For those big Chinese Internet companies, online music is a must- have for the sake of their user base, while profit is a minor issue, at least for now. They may be meant to make good profits from digital music in the long run, but currently it by no means is quick money.

For copyright holders, however, their time is coming. 2013 felt like the time when the prices of digital video rights were about to rocket in China. After a round of consolidation, what the major Chinese online video services competed for shifted to exclusive video rights. Video rights owners made a fortune from the soaring prices back then.

It’s unknown whether Top100 will eventually benefit from the music rights sales. But more ambitious players are out there waiting for the time to time. China Music Corporation, a digital music rights vendor founded by a former Sina exec., claimed 15% of the total digi-music rights in China, the company said so in an interview in December 2013.

Online-to-Offline Artists

Chinese entrepreneurs including the founders of Xiami.com always want to build a platform for musicians to trade digital songs. Xiami and others like Douban, an interest-based social network, allow musicians to upload their works for users to listen to online or download. Some like Xiami charges downloads while the rest like Douban doesn’t. Musicians on those platforms were either indie or niche — not well known by the mainstream.

In 2013 some musicians who previously were known to online audience got famous in the offline world after being featured in TV programs. Then all the impossible to them before, concerts, awards and the like, followed. Some of the successful cases are backed by agents, veteran or new, who saw the business opportunity in “online-to-offline” music.
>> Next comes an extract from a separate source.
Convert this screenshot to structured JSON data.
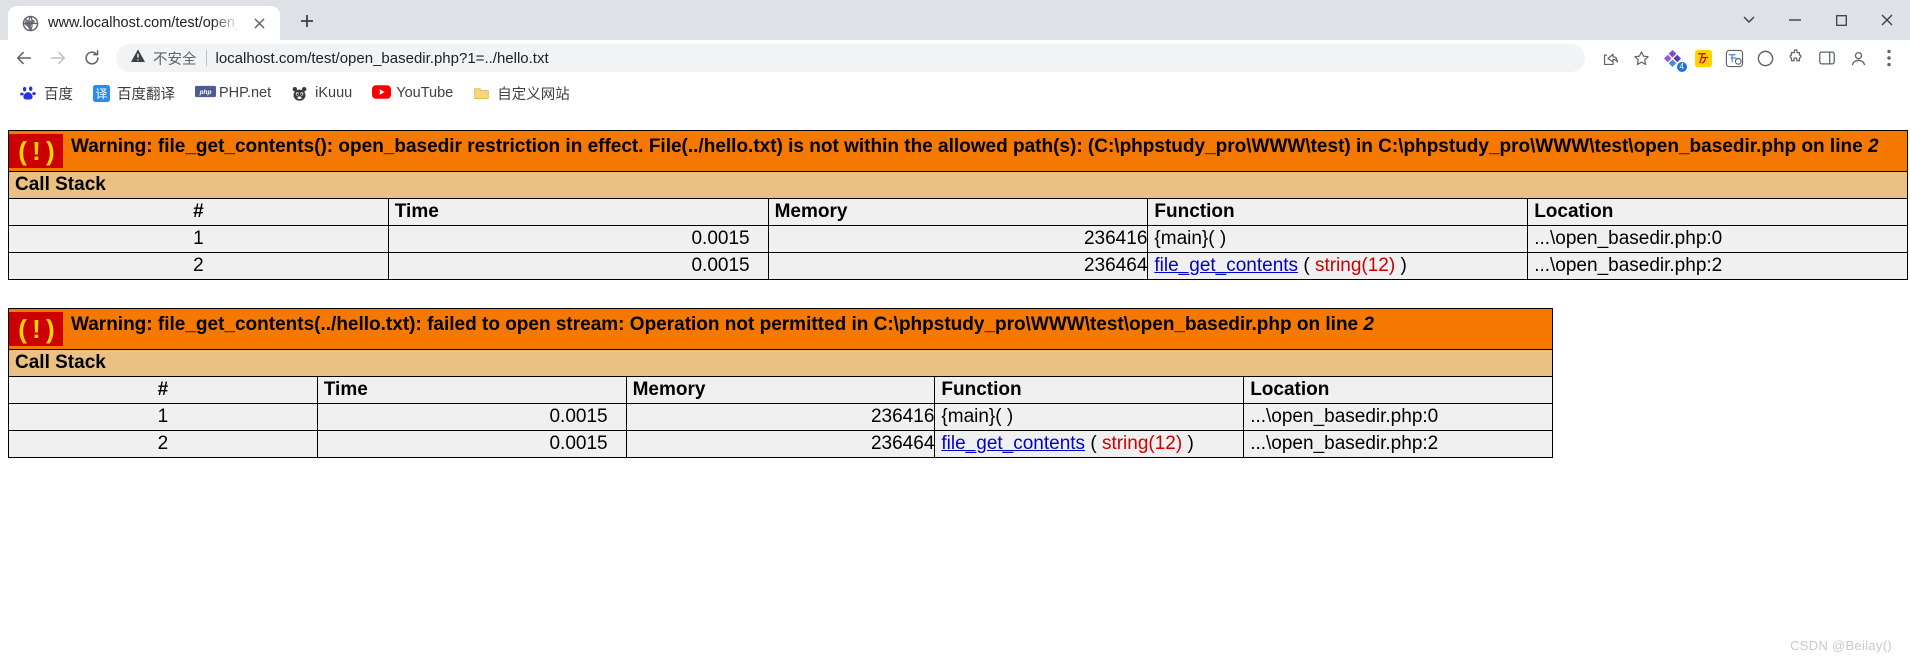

Online/mobile music show — everyone can upload their singing or be audience of others’ singing — has become a huge market in China. Players such as YY Music, 9158 and Changba, have been making good money from virtual gift sales. Chen Hua, founder and CEO of Changba, told us in early 2013 that TV show was still very powerful helping it promote apps and rising stars on Changba platform. During 2013, a few famous singers on Changba made a name in the mainstream too. But some other platforms said they’d keep their business online only and believed eventually all the stars and money would be generated online.